La Vallée (Obscured by Clouds) (1972)
(Tuesday, September 12, 7pm) Pink Floyd wrote some of their softer songs for their second collaboration with director Barbet Schroeder. Their ambient sounds are little more than noodling, though it’s worth waiting for the electrifying climactic passage that carries over into the final credits. The score suffers in comparison, though, with Popol Vuh’s synth score for Werner Herzog’s Aguirre, Wrath of God, a superior 1972 film about white explorers seeking an earthly paradise.
Schroeder cast his wife Bulle Ogier as Viviane, the repressed wife of the French consul in Melbourne; she starts an affair in Papua New Guinea with an explorer (Michael Gothard). When he, another man, two women, and a boy head into the bush to seek the feathers of a rare exotic bird, Viviane accompanies them. Their encounters with the isolated Mapuga tribe teaches her more about enlightenment than the vague free-love credo of the white travelers.
“Obscured by clouds” refers to the mystical paradise region glimpsed in the distance at the end of the film. Pink Floyd named their album for it after falling out with the film’s production company.
Zabriskie Point (1970)
(Tuesday, September 12, 9.10pm) The only film Michaelangelo Antonioni shot in America, Zabriskie Point (1970) was a box-office disaster, but it now looks revelatory as a documentary-style counter-cultural drama. Sam Shepard contributed to the screenplay, and it clearly fueled his collaboration with Wim Wenders on Paris, Texas, as well as Bruno Dumont’s anti-Valentine to America, Twentynine Palms, perhaps even Terrence Malick’s Badlands.
Mark (Mark Frechette), an apolitical student with his own methods of radical action, walks out of an L.A. campus strike meeting but participates in the ensuing riot, during which a policeman is shot.

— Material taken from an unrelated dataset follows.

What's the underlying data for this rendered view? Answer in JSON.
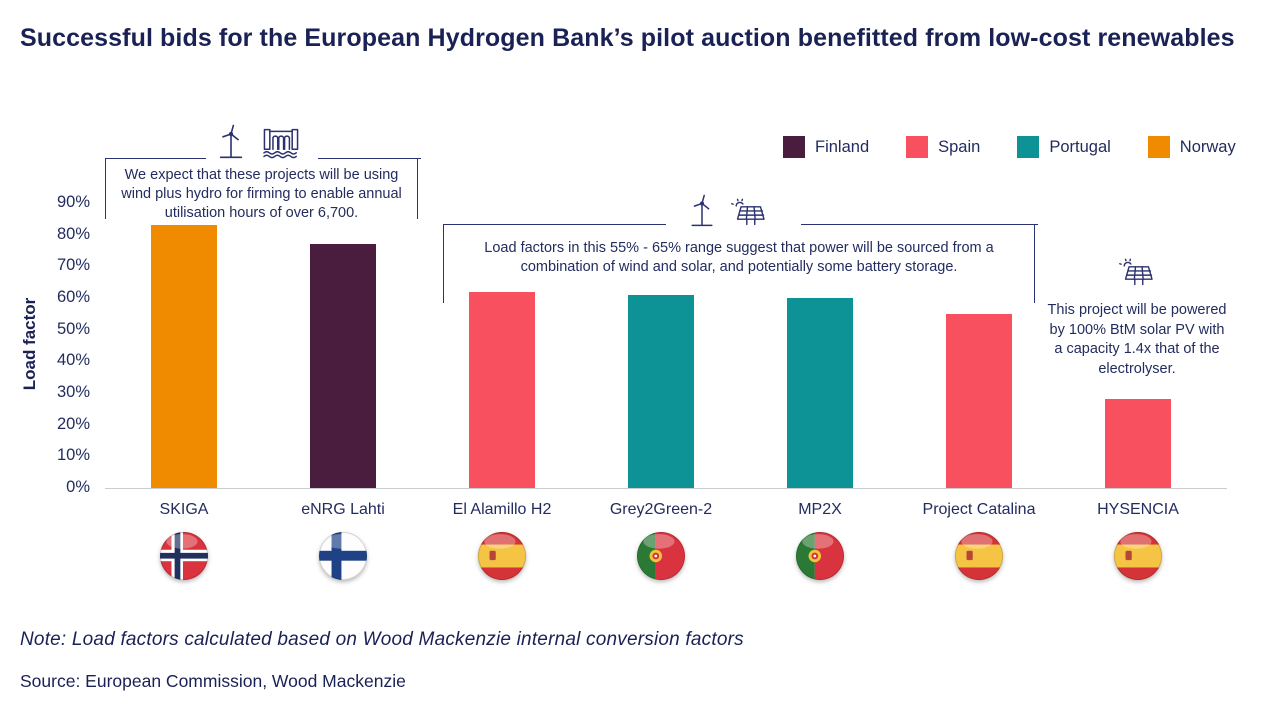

He then steals a private Cessna from Hawthorne airport and flies east to Death Valley. He starts to swoop down and buzz a young secretary, Daria (Daria Helprin), who’s driving to Phoenix, ostensibly to meet her boss (Rod Taylor), a real-estate mogul who’s selling off tracts of the desert.
After Mark has descended, they drive to Zabriskie Point and make love alongside many other naked couples (as probably fantasized by Daria). The police mete out justice to Mark on his return to Hawthorne. As if in revenge, Daria imagines blowing up her boss and his fellow executives in his Berchtesgaden-like retreat near Phoenix. Antonioni rejected the music Pink Floyd wrote for this powerful anti-capitalist sequence, replacing it instead with a re-recording of “Careful With That Axe, Eugene.” The Grateful Dead, the Rolling Stones, John Fahey, Patti Page, and Roy Orbison also feature on the soundtrack.

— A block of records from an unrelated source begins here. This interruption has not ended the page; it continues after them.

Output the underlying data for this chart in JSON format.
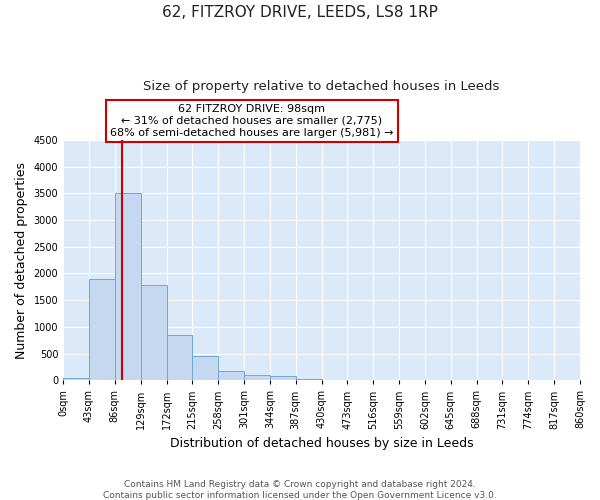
{
  "title": "62, FITZROY DRIVE, LEEDS, LS8 1RP",
  "subtitle": "Size of property relative to detached houses in Leeds",
  "xlabel": "Distribution of detached houses by size in Leeds",
  "ylabel": "Number of detached properties",
  "bin_edges": [
    0,
    43,
    86,
    129,
    172,
    215,
    258,
    301,
    344,
    387,
    430,
    473,
    516,
    559,
    602,
    645,
    688,
    731,
    774,
    817,
    860
  ],
  "bar_heights": [
    50,
    1900,
    3500,
    1775,
    850,
    450,
    175,
    100,
    75,
    25,
    0,
    0,
    0,
    0,
    0,
    0,
    0,
    0,
    0,
    0
  ],
  "bar_color": "#c5d8f0",
  "bar_edge_color": "#6aaad4",
  "property_size": 98,
  "vline_color": "#cc0000",
  "annotation_text": "62 FITZROY DRIVE: 98sqm\n← 31% of detached houses are smaller (2,775)\n68% of semi-detached houses are larger (5,981) →",
  "annotation_box_color": "#ffffff",
  "annotation_box_edge_color": "#cc0000",
  "ylim": [
    0,
    4500
  ],
  "yticks": [
    0,
    500,
    1000,
    1500,
    2000,
    2500,
    3000,
    3500,
    4000,
    4500
  ],
  "tick_labels": [
    "0sqm",
    "43sqm",
    "86sqm",
    "129sqm",
    "172sqm",
    "215sqm",
    "258sqm",
    "301sqm",
    "344sqm",
    "387sqm",
    "430sqm",
    "473sqm",
    "516sqm",
    "559sqm",
    "602sqm",
    "645sqm",
    "688sqm",
    "731sqm",
    "774sqm",
    "817sqm",
    "860sqm"
  ],
  "footer_line1": "Contains HM Land Registry data © Crown copyright and database right 2024.",
  "footer_line2": "Contains public sector information licensed under the Open Government Licence v3.0.",
  "bg_color": "#ffffff",
  "plot_bg_color": "#dce9f8",
  "grid_color": "#ffffff",
  "title_fontsize": 11,
  "subtitle_fontsize": 9.5,
  "axis_label_fontsize": 9,
  "tick_fontsize": 7,
  "footer_fontsize": 6.5
}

Dave Gilmour Live at Pompeii (2017)
(Wednesday, September 14, 7pm) Forty-five years after Pink Floyd played Pompeii, Gilmour returned, on July 7 and 8, 2016, to the Roman amphitheater to perform two shows—in the vein of Pink Floyd’s audio-visual extravaganzas—in front of crowds of 2,600. Among the songs he performed were “The Great Gig in the Sky” (as a tribute to the late Rick Wright), “Comfortably Numb,” “Wish You Were Here,” “Shine on You Crazy Diamond,” “Money,” “High Hopes,” and “One of These Days”—the only number reprised from 1971. Floyd-ophiles can appreciate the symmetry between the circular amphitheater and the familiar cyclorama screen that stands behind the band. The DVD and Blu-ray concert film is released on September 29.